A two-litre flask, full of water. A coil of rope, striped red and white. Some metal cylinders in garish red and yellow that he identified as emergency flares — handheld ones that would make a lot of light and smoke where you stood, rather than ones that were designed to be fired into the air. A tin box of long-life biscuits. A knife with a pointed blade, sharp on one side and serrated on the other, kept in a plastic sheath.
He could also give the spare wheel compartment a final once-over.
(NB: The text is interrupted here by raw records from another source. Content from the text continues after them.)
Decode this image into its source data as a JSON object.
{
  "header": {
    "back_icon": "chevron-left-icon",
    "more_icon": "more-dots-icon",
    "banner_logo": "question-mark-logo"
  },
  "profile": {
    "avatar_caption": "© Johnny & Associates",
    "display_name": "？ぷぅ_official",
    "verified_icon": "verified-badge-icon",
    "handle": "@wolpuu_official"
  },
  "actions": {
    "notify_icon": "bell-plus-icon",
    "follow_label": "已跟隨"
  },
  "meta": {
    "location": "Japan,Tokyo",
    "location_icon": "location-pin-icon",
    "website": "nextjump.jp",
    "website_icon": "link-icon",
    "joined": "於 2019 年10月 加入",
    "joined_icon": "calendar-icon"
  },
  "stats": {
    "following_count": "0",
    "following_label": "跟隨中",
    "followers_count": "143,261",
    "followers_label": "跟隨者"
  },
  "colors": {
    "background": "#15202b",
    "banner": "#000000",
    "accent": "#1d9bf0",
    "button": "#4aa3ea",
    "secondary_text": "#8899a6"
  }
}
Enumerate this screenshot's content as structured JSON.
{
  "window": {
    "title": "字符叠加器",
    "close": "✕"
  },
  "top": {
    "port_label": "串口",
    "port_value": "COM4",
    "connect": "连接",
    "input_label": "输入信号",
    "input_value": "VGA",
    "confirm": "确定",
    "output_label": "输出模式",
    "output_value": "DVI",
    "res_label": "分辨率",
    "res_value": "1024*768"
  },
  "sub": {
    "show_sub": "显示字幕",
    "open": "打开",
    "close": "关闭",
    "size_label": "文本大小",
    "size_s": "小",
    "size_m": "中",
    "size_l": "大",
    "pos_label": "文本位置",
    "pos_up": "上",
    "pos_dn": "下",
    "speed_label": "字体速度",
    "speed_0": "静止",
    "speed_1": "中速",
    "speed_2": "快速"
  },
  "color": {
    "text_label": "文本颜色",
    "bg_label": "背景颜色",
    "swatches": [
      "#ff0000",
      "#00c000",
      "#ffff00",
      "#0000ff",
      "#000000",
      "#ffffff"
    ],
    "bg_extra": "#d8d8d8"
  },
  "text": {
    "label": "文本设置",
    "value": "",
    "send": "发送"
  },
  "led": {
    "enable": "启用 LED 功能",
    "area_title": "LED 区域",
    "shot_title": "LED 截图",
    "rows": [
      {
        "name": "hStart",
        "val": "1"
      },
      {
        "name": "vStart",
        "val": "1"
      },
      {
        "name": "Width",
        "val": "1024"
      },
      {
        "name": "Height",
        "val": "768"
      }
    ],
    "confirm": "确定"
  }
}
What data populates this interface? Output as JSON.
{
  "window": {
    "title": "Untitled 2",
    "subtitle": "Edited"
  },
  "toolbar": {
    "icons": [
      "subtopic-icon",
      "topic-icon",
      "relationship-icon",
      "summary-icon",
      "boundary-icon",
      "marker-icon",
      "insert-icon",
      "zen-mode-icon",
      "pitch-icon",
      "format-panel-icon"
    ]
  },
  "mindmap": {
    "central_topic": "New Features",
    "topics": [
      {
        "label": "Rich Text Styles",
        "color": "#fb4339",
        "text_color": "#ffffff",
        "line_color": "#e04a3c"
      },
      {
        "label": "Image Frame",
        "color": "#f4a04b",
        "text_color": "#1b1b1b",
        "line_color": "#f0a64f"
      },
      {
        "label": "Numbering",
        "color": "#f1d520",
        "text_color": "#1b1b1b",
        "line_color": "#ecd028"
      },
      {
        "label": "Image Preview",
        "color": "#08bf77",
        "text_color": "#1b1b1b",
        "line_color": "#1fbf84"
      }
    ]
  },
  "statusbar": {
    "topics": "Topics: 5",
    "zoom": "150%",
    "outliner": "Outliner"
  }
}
The wheel was secured to the floor of the van with a bolt through the hub, which he unscrewed so that he could lift the tyre away. Underneath it in foam recesses were the vehicle jack and a crowbar, one end a flat wedge and the other a shaped socket to fit over the wheel nuts. He left the jack but the crowbar went into the pack.
And there was a toolkit, which Beck hesitated over. In principle a survivor might be abl
e to use anything. In practice there was no point in weighing yourself down with heavy, mostly metal, items. Eventually he left most of it, but he slipped a spool of plastic-wrapped wire into the pack as well.
And then there were the two rugs they had used in the shelter last night. Warm, insulated, waterproof — far too important to leave them behind, even if they were going to be bulky. Back outside, he laid them one on top of the other, folded them, and rolled them as tight as they would go. After that they just about fitted into the pack along with everything else.
Finally he stuck his arms through the straps and hoisted it onto his back.
Ready to go. And it had taken him only seven minutes.
Chapter Eighteen
Jonas came back from the front of the van with a crumpled paper bag.
“I found a sandwich and a couple of apples in the glove compartment.”
“Great. Stick them in the sidepockets, then we need to get going — and soon.”
He half-turned to make it easier for Jonas to get at the pack.
“Which way do we go?” Jonas asked as he zipped the flaps up.
“We want to head east…”
Beck looked up at the sun. It would have risen in the East, then gradually moved round to the south as it progressed. It was now a little after seven a.m. so it hadn’t been up long. That gave him a rough estimate for which way was east, and he could check it with his watch. He angled his wrist and the watch face so that the hour hand pointed at the sun, and then drew a line in his mind’s eye between the hour hand and the twelve o’clock mark. That way was south, so he could turn ninety degrees to his left and see that he had estimated pretty well exactly.
“That way,” he said. It was right across the snow field. Jonas squinted in that direction and shrugged.